LONDON (IT BOLTWISE) – In der sich schnell entwickelnden Welt der Cybersicherheit zeichnet sich ein klarer Trend ab: Unternehmen, die auf Continuous Threat Exposure Management (CTEM) setzen, sind besser gerüstet, um Bedrohungen zu erkennen und zu bewältigen. Eine aktuelle Studie zeigt, dass 84 % der Sicherheitsprogramme ohne CTEM ins Hintertreffen geraten.

In der heutigen digitalen Landschaft stehen Unternehmen vor der Herausforderung, ihre Sicherheitsstrategien kontinuierlich zu verbessern, um den wachsenden Bedrohungen standzuhalten. Eine aktuelle Studie unter 128 Entscheidungsträgern im Bereich Unternehmenssicherheit zeigt, dass der Einsatz von Continuous Threat Exposure Management (CTEM) einen entscheidenden Unterschied macht. Unternehmen, die CTEM implementieren, verfügen über eine um 50 % bessere Sichtbarkeit ihrer Angriffsfläche und eine um 23 Punkte höhere Lösungsakzeptanz.

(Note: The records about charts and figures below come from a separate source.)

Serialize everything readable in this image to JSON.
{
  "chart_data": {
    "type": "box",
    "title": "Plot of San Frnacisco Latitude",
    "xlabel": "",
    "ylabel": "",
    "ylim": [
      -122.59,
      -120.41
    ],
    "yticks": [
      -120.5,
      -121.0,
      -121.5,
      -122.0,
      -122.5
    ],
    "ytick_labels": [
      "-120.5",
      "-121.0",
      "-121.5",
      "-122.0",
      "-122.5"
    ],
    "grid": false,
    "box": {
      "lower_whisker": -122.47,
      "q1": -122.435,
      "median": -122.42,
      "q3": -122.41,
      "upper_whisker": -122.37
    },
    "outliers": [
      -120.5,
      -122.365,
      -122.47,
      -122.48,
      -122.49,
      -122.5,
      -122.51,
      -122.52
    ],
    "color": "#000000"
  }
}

CTEM ist ein fortschrittlicher Ansatz im Risikomanagement, der es Unternehmen ermöglicht, Risiken kontinuierlich zu entdecken, zu validieren und zu priorisieren. Im Gegensatz zu traditionellen Methoden, die reaktiv auf Bedrohungen reagieren, bietet CTEM eine proaktive Strategie, die auf die spezifischen Bedürfnisse eines Unternehmens zugeschnitten ist. Dies führt zu einer verbesserten Bedrohungserkennung und einem effektiveren Schutz der Unternehmensressourcen.
Trotz der offensichtlichen Vorteile von CTEM haben nur 16 % der befragten Unternehmen diesen Ansatz implementiert. Ein Hauptgrund dafür ist die Schwierigkeit, die Vorteile von CTEM gegenüber anderen Prioritäten und Budgetbeschränkungen zu kommunizieren. Sicherheitsverantwortliche erkennen zwar die Bedeutung von CTEM, kämpfen jedoch mit der Umsetzung aufgrund organisatorischer Trägheit und konkurrierender Prioritäten.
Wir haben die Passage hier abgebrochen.